Jeremiah Dodds jeremiah.dodds at gmail.com
Tue May 12 14:44:56 CEST 2009


On Tue, May 12, 2009 at 12:27 PM, Kent Johnson <kent37 at tds.net> wrote:

> On Tue, May 12, 2009 at 6:32 AM, Jeremiah Dodds
> <jeremiah.dodds at gmail.com> wrote:
>
> > If your superclass has a method with the same name (other than __init__
> > here), that contains some logic that a subclass that overrides the method
> > needs, it's written wrong in python. In this case, use different method
> > names, or factor out the parent class methods functionality into
> (probably)
> > a decorator. Code reuse should be strived for, but that's not the only
> > purpose of inheritance.
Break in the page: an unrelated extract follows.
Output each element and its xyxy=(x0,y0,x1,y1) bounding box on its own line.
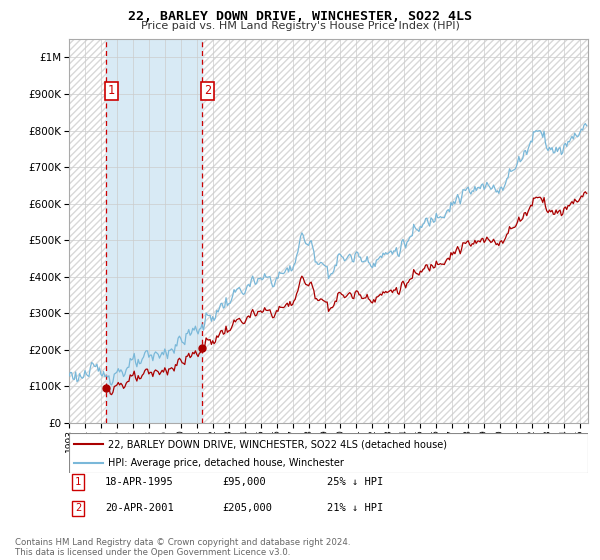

If you need to override a method in a subclass,
> and
> > still need to call the parents method in that subclass, you're almost
> > definately using inheritance wrong, with the special exception of
> __init__.
>
> I don't agree with this at all. It's not at all unusual for a derived
> class to override a base class method in order to add additional
> functionality to it, then to call the base class method to complete
> the implementation. __init__() is the most common example but not the
> only one. I don't consider this a design flaw at all. Another way to
> do this is for the base class method to call a hook method that
> subclasses can define but IMO that is often more trouble than it is
> worth.
>
> I don't see how you would use a decorator to do this.
>

Can you give an example? I've never seen this done, outside of __init__, in
a way where it wouldn't be clearer if the base class's methodname was just
named something else, and then have the Parent class's eventually overriden
method just call the renamed method. Put the common functionality in a
method that's not overriden.

Generally, I see subclasses adding methods to base classes and entirely
overriding methods, and nothing more.

Depending on what you need to do, you can pull out what would normally be in
the base classes method into a decorator that calls the subclassess method
and then does what it needs to do. I don't see this too often.